I really don’t recommend spending the time on this, if irritating characters with no spine don’t appeal to you. And, yes, I do realize it won all sorts of awards. God knows why.

The Story

One-night stands are supposed to be with someone convenient, or wickedly persuasive, or regrettable. They aren’t supposed to be with someone like him.

But after a crazy Vegas weekend celebrating her college graduation — and terrified of the future path she knows is a cop-out — Mia Holland makes the wildest decision of her life: follow Ansel Guillaume — her sweet, filthy fling — to France for the summer and just…play.

When feelings begin to develop behind the provocative roles they take on, and their temporary masquerade adventures begin to feel real, Mia will have to decide if she belongs in the life she left because it was all wrong, or in the strange new one that seems worlds away.

The Characters

Mia “Cerise” Holland has just graduated from college. She’s aimless now that her greatest dream is an unattainable memory. Her father, David and mother, are standoffish with her father an absolute jerk who bosses everyone around. Her mother is a doormat.

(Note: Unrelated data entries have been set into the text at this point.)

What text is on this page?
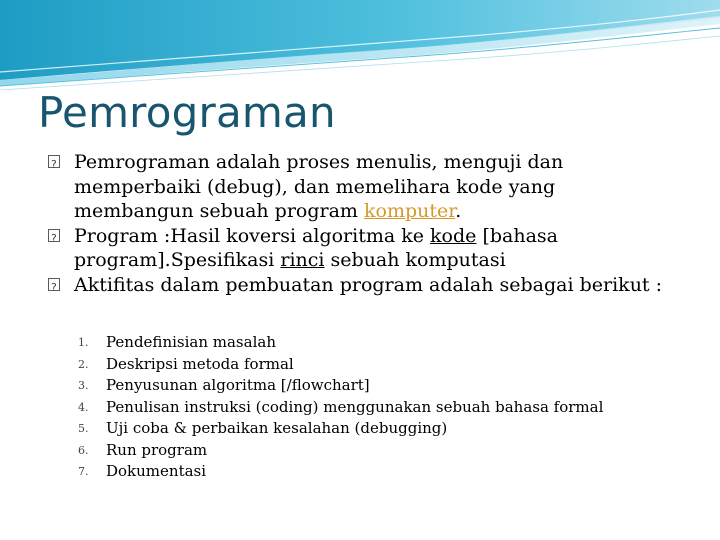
Pemrograman
?
Pemrograman adalah proses menulis, menguji dan memperbaiki (debug), dan memelihara kode yang membangun sebuah program komputer.
?
Program :Hasil koversi algoritma ke kode [bahasa program].Spesifikasi rinci sebuah komputasi
?
Aktifitas dalam pembuatan program adalah sebagai berikut :
1. Pendefinisian masalah
2. Deskripsi metoda formal
3. Penyusunan algoritma [/flowchart]
4. Penulisan instruksi (coding) menggunakan sebuah bahasa formal
5. Uji coba & perbaikan kesalahan (debugging)
6. Run program
7. Dokumentasi
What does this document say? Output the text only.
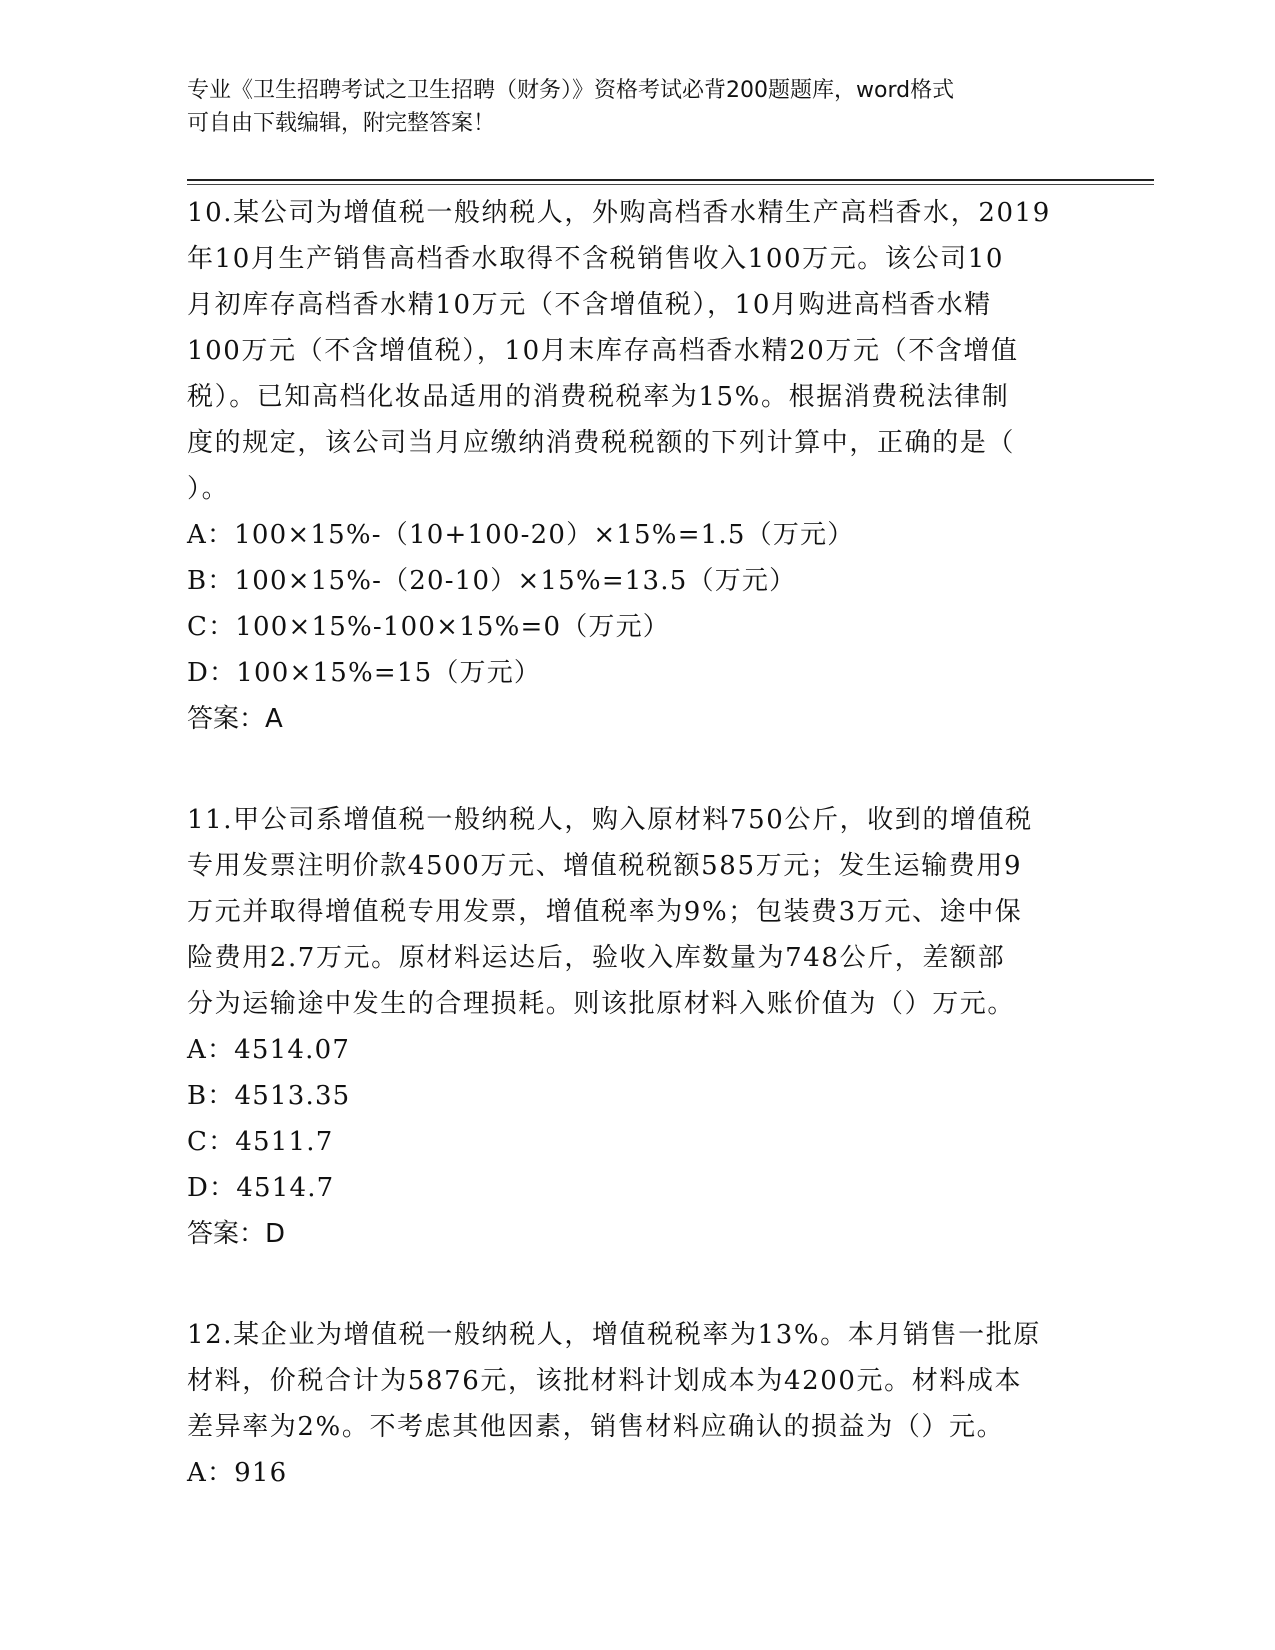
专业《卫生招聘考试之卫生招聘（财务）》资格考试必背200题题库，word格式
可自由下载编辑，附完整答案！
10.某公司为增值税一般纳税人，外购高档香水精生产高档香水，2019
年10月生产销售高档香水取得不含税销售收入100万元。该公司10
月初库存高档香水精10万元（不含增值税），10月购进高档香水精
100万元（不含增值税），10月末库存高档香水精20万元（不含增值
税）。已知高档化妆品适用的消费税税率为15%。根据消费税法律制
度的规定，该公司当月应缴纳消费税税额的下列计算中，正确的是（
）。
A：100×15%-（10+100-20）×15%=1.5（万元）
B：100×15%-（20-10）×15%=13.5（万元）
C：100×15%-100×15%=0（万元）
D：100×15%=15（万元）
答案：A
11.甲公司系增值税一般纳税人，购入原材料750公斤，收到的增值税
专用发票注明价款4500万元、增值税税额585万元；发生运输费用9
万元并取得增值税专用发票，增值税率为9%；包装费3万元、途中保
险费用2.7万元。原材料运达后，验收入库数量为748公斤，差额部
分为运输途中发生的合理损耗。则该批原材料入账价值为（）万元。
A：4514.07
B：4513.35
C：4511.7
D：4514.7
答案：D
12.某企业为增值税一般纳税人，增值税税率为13%。本月销售一批原
材料，价税合计为5876元，该批材料计划成本为4200元。材料成本
差异率为2%。不考虑其他因素，销售材料应确认的损益为（）元。
A：916
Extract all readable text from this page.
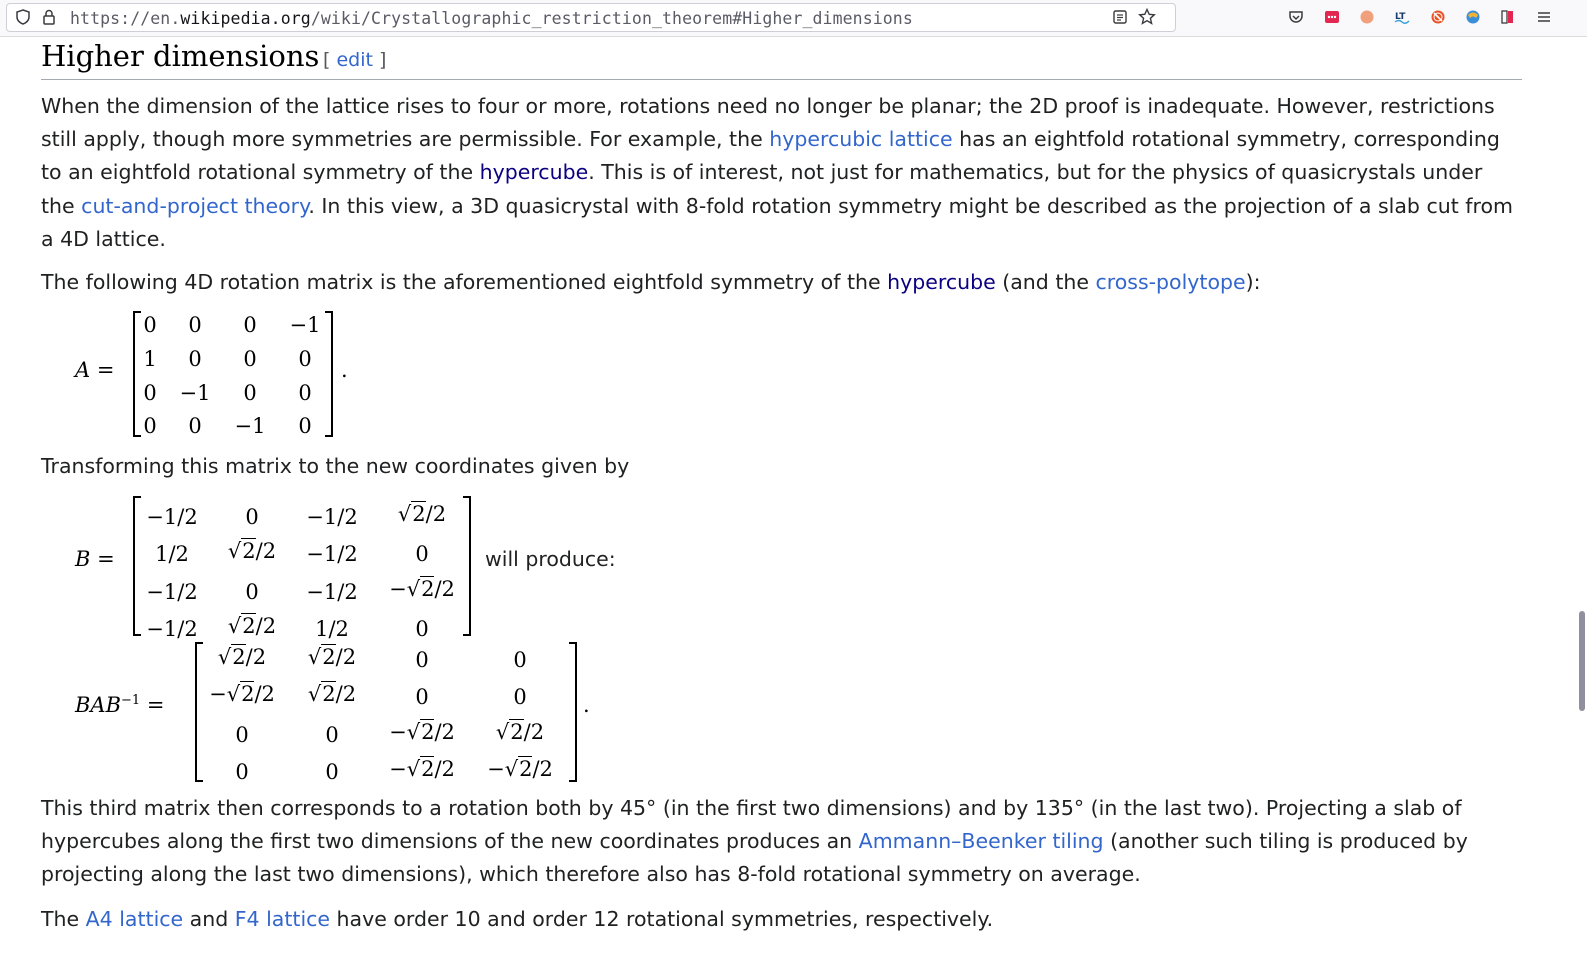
https://en.wikipedia.org/wiki/Crystallographic_restriction_theorem#Higher_dimensions	LT
Higher dimensions [ edit ]

When the dimension of the lattice rises to four or more, rotations need no longer be planar; the 2D proof is inadequate. However, restrictions still apply, though more symmetries are permissible. For example, the hypercubic lattice has an eightfold rotational symmetry, corresponding to an eightfold rotational symmetry of the hypercube. This is of interest, not just for mathematics, but for the physics of quasicrystals under the cut-and-project theory. In this view, a 3D quasicrystal with 8-fold rotation symmetry might be described as the projection of a slab cut from a 4D lattice.

The following 4D rotation matrix is the aforementioned eightfold symmetry of the hypercube (and the cross-polytope):

A =
0	0	0	−1
1	0	0	0
0	−1	0	0
0	0	−1	0
.

Transforming this matrix to the new coordinates given by

B =
−1/2	0	−1/2	√2/2
1/2	√2/2	−1/2	0
−1/2	0	−1/2	−√2/2
−1/2	√2/2	1/2	0
will produce:
$BAB^{-1}$ =
√2/2	√2/2	0	0
−√2/2	√2/2	0	0
0	0	−√2/2	√2/2
0	0	−√2/2	−√2/2
.

This third matrix then corresponds to a rotation both by 45° (in the first two dimensions) and by 135° (in the last two). Projecting a slab of hypercubes along the first two dimensions of the new coordinates produces an Ammann–Beenker tiling (another such tiling is produced by projecting along the last two dimensions), which therefore also has 8-fold rotational symmetry on average.

The A4 lattice and F4 lattice have order 10 and order 12 rotational symmetries, respectively.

Lorelei (Lola to those in her inner circle) and Harlow are Mia’s best friends. Lola’s dad is a war vet. Harlow’s loving parents are Hollywood; her dad is a big-shot cinematographer.

Ansel Guillaume is a French lawyer working through a career-making case. Charles Guillaume is his jerk of a dad; his mother was Charles’ housekeeper with whom Charles had an affair. Madame Allard is Ansel’s neighbor in Paris.

His friends include Finn, a Canadian; Oliver is an Aussie; and, Perry. They met several years ago on a charity program involving bicycling across the country and helping to build homes. Christophe and Marie are two of Ansel’s oldest friends.

Minuit” is the girlfriend Ansel dumped. Luke is Mia’s two-years-gone ex. Professor Chatterjee is helping Mia get into a program. Tina runs a dance studio. Julianne has an apartment to rent. Simone is the American girl who works at the bakery in Paris.

The Cover and Title

The cover background is a deep yellow with a paler yellow circle to showcase the title which is in black. The rest of the text is in white. The graphic on the page is a partial of Ansel profile in black-and-white in a button-down shirt and suit jacket with the sleeves rolled up.

I can’t get excited about the title, as I think it’s misleading. The only thing “filthy” about this boy is that Mia keeps calling him a Sweet Filthy Boy. It sounds like she’s either calling the sex they have together “filthy” which I find disgusting or Lauren is trying to pull in readers attracted by their hopes of the title.